Los pasillos del museo les devuelven el eco de cada paso que dan. De las paredes aún cuelgan algunas de las más importantes obras de arte de la historia, suspendidas como trapos. Amelia observa cada detalle de las pinturas y lo memoriza para poder imaginar un mundo que nunca llegó a ver. Luis ya había estado en el museo de niño, con su clase del colegio, en momentos y circunstancias muy diferentes. Mientras camina recuerda que una vez, hace ya mucho tiempo, todo fue sencillo y bonito, todo tuvo color y alegría. Entonces la gente se quejaba del mundo en que les tocaba vivir. Y ahora todos los que se quejan están muertos y los vivos no se sienten con fuerzas para dar gracias.

—¿Tú ya habías venido? —pregunta Amelia.

—Sí, cuando era pequeño.

—¿Cuando tenías mi edad?

—No lo sé, no lo recuerdo.

—¿Cuántos años tengo?

—Nueve.

—¿Y cómo estás tan seguro?

—Esas cosas son importantes.

—¿Incluso ahora?

Luis tarda en responder. ¿Qué es lo importante ahora? La supervivencia, la comida, protegerse del frío y de la radiación, sobrevivir a toda cosa. ¿Hay tiempo para los cumpleaños? ¿Hay tiempo para el amor?

—Incluso ahora.

Cuando viajó a América, Luis estaba seguro de lo que era importante. Ya hacía más de diez años que había bajado del avión con una guitarra colgada a la espalda, convencido de que la fama era importante y de que América era el país de las oportunidades. Antes de que el futuro les pillase desprevenidos a todos, Luis sabía perfectamente que el presente era lo importante. Y ahora el futuro era un vasto desierto.

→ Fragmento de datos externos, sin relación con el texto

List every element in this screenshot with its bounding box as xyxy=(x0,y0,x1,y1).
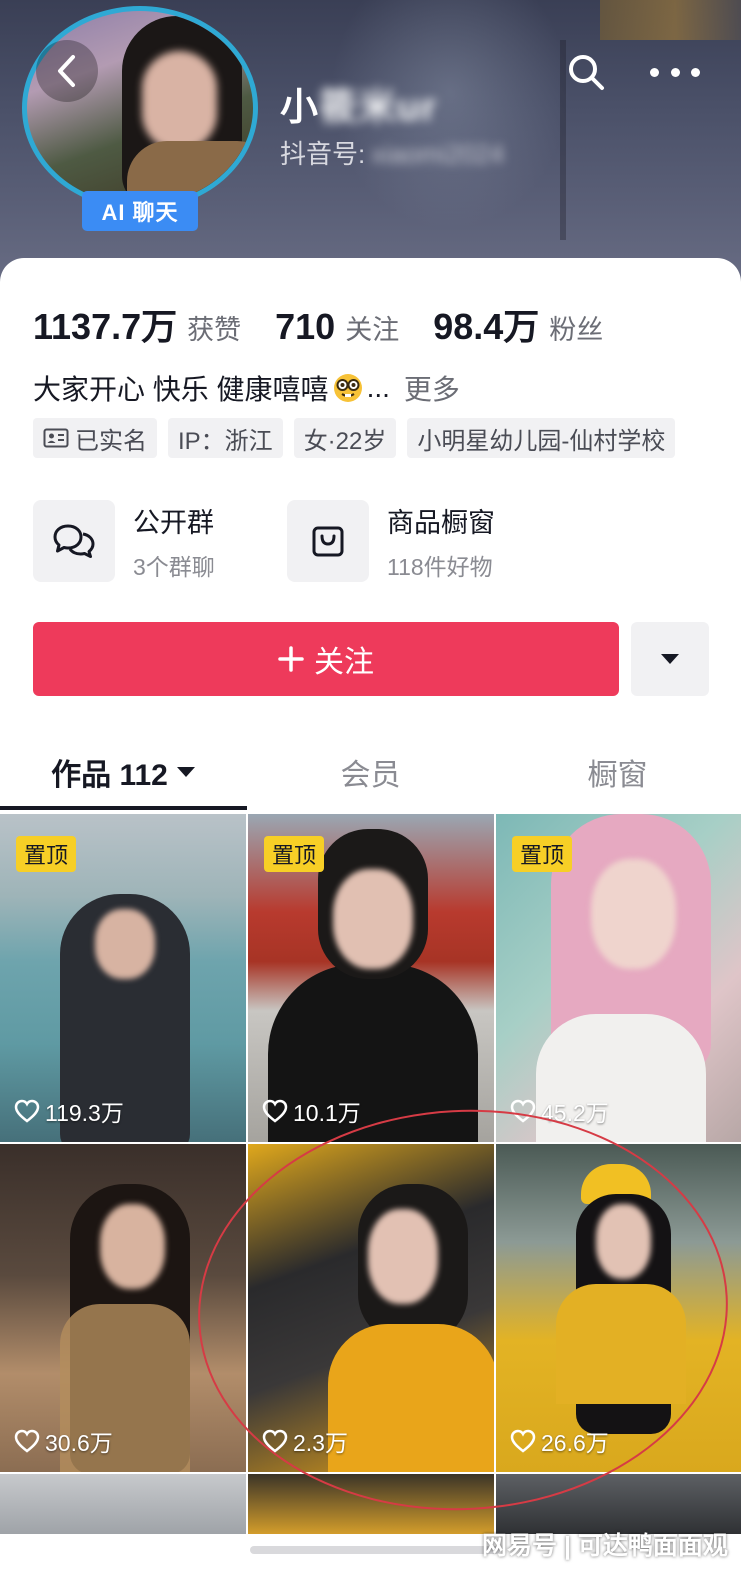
public-group-title: 公开群 xyxy=(133,507,214,538)
tag-ip: IP：浙江 xyxy=(168,418,283,458)
ai-chat-badge[interactable]: AI 聊天 xyxy=(82,191,198,231)
content-tabs: 作品 112 会员 橱窗 xyxy=(0,734,741,810)
tab-showcase[interactable]: 橱窗 xyxy=(494,734,741,810)
feature-row: 公开群 3个群聊 商品橱窗 118件好物 xyxy=(33,500,541,582)
tab-works-label: 作品 112 xyxy=(51,759,168,792)
tag-school[interactable]: 小明星幼儿园-仙村学校 xyxy=(407,418,676,458)
bio-more-link[interactable]: 更多 xyxy=(404,368,460,408)
douyin-id-label: 抖音号: xyxy=(280,139,366,169)
shop-window-title: 商品橱窗 xyxy=(387,507,495,538)
follow-button[interactable]: 关注 xyxy=(33,622,619,696)
followers-label[interactable]: 粉丝 xyxy=(549,308,603,347)
shopping-bag-icon xyxy=(287,500,369,582)
followers-count[interactable]: 98.4万 xyxy=(433,298,539,350)
search-icon[interactable] xyxy=(566,52,606,92)
like-count: 2.3万 xyxy=(262,1424,348,1458)
heart-icon xyxy=(262,1429,288,1453)
chat-bubbles-icon xyxy=(33,500,115,582)
video-tile[interactable]: 置顶 119.3万 xyxy=(0,814,246,1142)
profile-card: 1137.7万 获赞 710 关注 98.4万 粉丝 大家开心 快乐 健康嘻嘻 … xyxy=(0,258,742,1538)
nickname: 小筱米ur xyxy=(280,87,438,129)
like-count: 119.3万 xyxy=(14,1094,124,1128)
home-indicator xyxy=(250,1546,500,1554)
follow-button-label: 关注 xyxy=(314,646,374,679)
stats-row: 1137.7万 获赞 710 关注 98.4万 粉丝 xyxy=(33,298,637,350)
header-background-art-2 xyxy=(600,0,750,40)
more-options-icon[interactable] xyxy=(650,52,700,92)
video-tile[interactable] xyxy=(248,1474,494,1534)
douyin-id-value: xiaomi2024 xyxy=(371,139,505,169)
tag-row: 已实名 IP：浙江 女·22岁 小明星幼儿园-仙村学校 xyxy=(33,418,676,458)
shop-window-entry[interactable]: 商品橱窗 118件好物 xyxy=(287,500,541,582)
heart-icon xyxy=(14,1429,40,1453)
caret-down-icon xyxy=(661,654,679,664)
video-tile[interactable]: 26.6万 xyxy=(496,1144,742,1472)
video-tile[interactable] xyxy=(0,1474,246,1534)
tag-verified[interactable]: 已实名 xyxy=(33,418,157,458)
like-count: 26.6万 xyxy=(510,1424,609,1458)
video-tile[interactable]: 置顶 45.2万 xyxy=(496,814,742,1142)
pinned-badge: 置顶 xyxy=(512,836,573,872)
douyin-id[interactable]: 抖音号: xiaomi2024 xyxy=(280,134,504,171)
public-group-count: 3个群聊 xyxy=(133,553,215,580)
tag-verified-label: 已实名 xyxy=(75,427,147,455)
tab-works[interactable]: 作品 112 xyxy=(0,734,247,810)
shop-window-count: 118件好物 xyxy=(387,553,493,580)
following-label[interactable]: 关注 xyxy=(345,308,399,347)
heart-icon xyxy=(510,1429,536,1453)
following-count[interactable]: 710 xyxy=(275,306,335,348)
plus-icon xyxy=(278,646,304,672)
bio: 大家开心 快乐 健康嘻嘻 ... 更多 xyxy=(33,368,460,408)
likes-label: 获赞 xyxy=(187,315,242,345)
nerd-face-icon xyxy=(333,373,363,403)
likes-count: 1137.7万 xyxy=(33,306,178,347)
bio-ellipsis: ... xyxy=(366,372,390,403)
bio-text: 大家开心 快乐 健康嘻嘻 xyxy=(33,374,329,405)
watermark: 网易号 | 可达鸭面面观 xyxy=(482,1532,728,1560)
video-tile[interactable]: 30.6万 xyxy=(0,1144,246,1472)
like-count: 45.2万 xyxy=(510,1094,609,1128)
tag-gender-age: 女·22岁 xyxy=(293,418,397,458)
caret-down-icon xyxy=(176,767,195,777)
profile-header: AI 聊天 小筱米ur 抖音号: xiaomi2024 xyxy=(0,0,750,300)
video-tile[interactable] xyxy=(496,1474,742,1534)
like-count: 10.1万 xyxy=(262,1094,361,1128)
right-gutter xyxy=(741,0,750,1587)
recommend-dropdown-button[interactable] xyxy=(631,622,709,696)
active-tab-indicator xyxy=(0,806,247,810)
avatar[interactable] xyxy=(22,6,258,210)
public-group-entry[interactable]: 公开群 3个群聊 xyxy=(33,500,287,582)
pinned-badge: 置顶 xyxy=(16,836,77,872)
heart-icon xyxy=(14,1099,40,1123)
heart-icon xyxy=(262,1099,288,1123)
video-tile[interactable]: 置顶 10.1万 xyxy=(248,814,494,1142)
back-button[interactable] xyxy=(36,40,98,102)
ai-chat-label: AI 聊天 xyxy=(101,200,179,225)
heart-icon xyxy=(510,1099,536,1123)
id-card-icon xyxy=(43,428,69,448)
nickname-blurred: 筱米ur xyxy=(319,87,438,129)
video-tile[interactable]: 2.3万 xyxy=(248,1144,494,1472)
tab-membership[interactable]: 会员 xyxy=(247,734,494,810)
like-count: 30.6万 xyxy=(14,1424,113,1458)
chevron-left-icon xyxy=(58,55,75,87)
pinned-badge: 置顶 xyxy=(264,836,325,872)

—Luis, ¿cómo me encontraste?

—No quiero hablar de eso ahora.

—Pero esa historia me gusta, Luis. Cuéntamela otra vez.

—Ahora no.

Suena un ruido y ambos se detienen de golpe. Escuchan las pisadas de alguien que camina por los mismos pasillos que ellos con pasos firmes y tranquilos, quizá vaya armado. Amelia siente el miedo recorrerle la espina dorsal, le tiemblan las piernas y los ojos le lagrimean. Luis la abraza y ambos se esconden debajo de un montón de escombros. Desde ahí oyen cómo los pasos avanzan hacia ellos y contienen la respiración. La mente de Luis empieza a recordar. Se ve a sí mismo saliendo del metro. Ve el cielo volverse rojo y después verde. Siente los empujones de la gente que empieza a gritar y correr y ve su guitarra cayendo al suelo pero no alcanza a cogerla. No llega, por más que lo intenta.

De repente, Amelia grita. Luis sale de su trance y ve que una mano está tirando de la niña. Enseguida se pone de pie y empuja una masa corpulenta y blanda.

—¡Eh, tranquilo, tío! —dice el desconocido con marcado acento español—. No iba a haceros nada, pensé que la niña estaba sola.

—Es mi hija.

—No te había visto, pensé que estaba sola. ¿Necesitáis algo?

—Estamos muy bien —responde Amelia.

—Me alegra saberlo. Yo me llamo Carlos. ¿Y tú cuántos años tienes?

—Once —responde Luis—. Tiene once años y tenemos que irnos ya.

Luis le hace un gesto con la cabeza a Amelia y empiezan a caminar alejándose de él. Luis no está seguro de que se lo haya creído, pero no ha tenido tiempo para pensar nada mejor. Mira hacia atrás un par de veces y se asegura de que el tipo se vaya con sus asuntos a otra parte. El museo no es un lugar seguro, pero no han encontrado nada mejor.

—Lo más probable es que hoy llueva —dice Luis, sentado sobre unas telas en la segunda planta—, así que pasaremos aquí otra noche más.

—¿Por qué le dijiste que tengo once años? ¿Por qué le mentiste?

—Porque hoy en día no nacen muchos niños y los que nacen son inmunes a ciertas cosas. ¿Me entiendes?